The most important thing to remember with referencing is to be consistent with what ever style you use. Use of web links is never appropriate for referencing!
“TLR3 recognizes viral dsRNA and endogenous dsRNA derived from necrotic cells during inflammation (11, 12). In humans, defective TLR3 function has been associated with enhanced susceptibility to viral infection and in particular, herpes simplex encephalitis (13). Recently, a functional TLR3 polymorphism, Leu412Phe (TLR3 L412F, rs3775291) was described which results in attenuated NF-B- and IRF3-signaling in affected cells (14). TLR3 412F has also been shown to confer protection against geographic atrophy in macular degeneration by attenuating TLR3-induced retinal epithelial cell apoptosis (15).”

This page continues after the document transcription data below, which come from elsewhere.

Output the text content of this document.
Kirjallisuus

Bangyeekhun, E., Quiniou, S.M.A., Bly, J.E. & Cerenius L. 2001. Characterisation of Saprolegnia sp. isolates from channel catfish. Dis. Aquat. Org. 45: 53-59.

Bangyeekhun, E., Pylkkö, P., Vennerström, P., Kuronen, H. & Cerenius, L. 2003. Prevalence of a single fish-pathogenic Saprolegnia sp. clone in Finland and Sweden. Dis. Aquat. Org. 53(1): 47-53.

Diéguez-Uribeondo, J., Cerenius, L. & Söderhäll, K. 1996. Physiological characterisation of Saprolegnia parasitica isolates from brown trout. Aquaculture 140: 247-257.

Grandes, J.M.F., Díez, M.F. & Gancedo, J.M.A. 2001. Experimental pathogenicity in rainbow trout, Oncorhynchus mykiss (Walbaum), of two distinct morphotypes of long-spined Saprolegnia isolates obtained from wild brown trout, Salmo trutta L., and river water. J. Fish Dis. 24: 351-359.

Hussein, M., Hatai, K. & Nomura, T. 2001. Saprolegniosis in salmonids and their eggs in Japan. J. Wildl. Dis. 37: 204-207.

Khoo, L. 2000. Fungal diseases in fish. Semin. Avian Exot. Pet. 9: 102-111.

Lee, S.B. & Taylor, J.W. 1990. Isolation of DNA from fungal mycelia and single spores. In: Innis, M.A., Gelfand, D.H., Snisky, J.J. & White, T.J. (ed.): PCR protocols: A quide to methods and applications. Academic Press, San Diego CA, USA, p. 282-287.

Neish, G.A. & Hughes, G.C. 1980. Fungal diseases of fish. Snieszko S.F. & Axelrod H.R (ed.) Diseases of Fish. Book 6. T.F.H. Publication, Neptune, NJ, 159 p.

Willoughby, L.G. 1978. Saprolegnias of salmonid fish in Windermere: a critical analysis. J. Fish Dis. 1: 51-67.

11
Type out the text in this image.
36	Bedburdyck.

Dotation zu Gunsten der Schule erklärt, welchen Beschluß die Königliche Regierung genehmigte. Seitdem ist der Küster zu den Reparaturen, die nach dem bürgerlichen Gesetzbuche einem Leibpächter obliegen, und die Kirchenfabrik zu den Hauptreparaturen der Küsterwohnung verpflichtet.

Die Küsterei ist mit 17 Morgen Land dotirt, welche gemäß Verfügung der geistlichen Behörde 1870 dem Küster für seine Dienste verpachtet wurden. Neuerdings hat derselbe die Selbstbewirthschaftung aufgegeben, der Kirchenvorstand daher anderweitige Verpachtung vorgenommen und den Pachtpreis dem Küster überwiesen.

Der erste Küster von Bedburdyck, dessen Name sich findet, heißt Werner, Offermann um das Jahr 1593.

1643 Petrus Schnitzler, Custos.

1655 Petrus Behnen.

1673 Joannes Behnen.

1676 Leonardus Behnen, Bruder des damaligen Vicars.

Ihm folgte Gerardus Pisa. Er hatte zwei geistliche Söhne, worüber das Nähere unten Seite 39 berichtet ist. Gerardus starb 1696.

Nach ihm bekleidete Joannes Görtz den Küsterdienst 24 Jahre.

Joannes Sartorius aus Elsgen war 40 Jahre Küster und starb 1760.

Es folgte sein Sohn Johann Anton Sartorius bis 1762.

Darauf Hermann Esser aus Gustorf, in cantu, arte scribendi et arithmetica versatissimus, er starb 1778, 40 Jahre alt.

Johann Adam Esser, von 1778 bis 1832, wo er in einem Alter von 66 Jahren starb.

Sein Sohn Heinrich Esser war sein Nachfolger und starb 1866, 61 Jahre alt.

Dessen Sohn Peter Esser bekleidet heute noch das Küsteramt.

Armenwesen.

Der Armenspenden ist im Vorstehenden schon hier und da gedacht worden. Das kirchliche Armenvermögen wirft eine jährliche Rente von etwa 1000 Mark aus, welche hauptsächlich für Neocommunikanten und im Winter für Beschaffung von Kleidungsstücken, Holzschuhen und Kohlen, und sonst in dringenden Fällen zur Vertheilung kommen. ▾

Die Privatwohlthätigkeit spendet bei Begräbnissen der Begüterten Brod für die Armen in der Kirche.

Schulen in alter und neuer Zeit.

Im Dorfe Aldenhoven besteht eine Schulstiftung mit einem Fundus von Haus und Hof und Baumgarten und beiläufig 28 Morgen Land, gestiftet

References should be used throughout the essays. The above piece is in Vancouver Style. Other referencing styles can be found here. Details of what Vancouver style is and how to use it for different types of references can be found here:
Research papers are a great resource for learning. One of the largest databases of peer reviewed published research papers is housed by the US National Library of Medicine National Institutes of Health. You can find specific papers on techniques or new discoveries or review papers which offer a broad look at a particular topic. This should be your first stop for research on topics we’re discussing in lectures or for your assignments.
This book by the US department of health and human sciences “Inside the Cell” is freely available on Google Books and offers a really nice explanation of the entire eukaryotic cell and all it’s components. Well worth a read.
You can have a look at it on Google Books here or download the pdf version from here
As well as the books in the library Google Books can offer a great resource for learning about biology.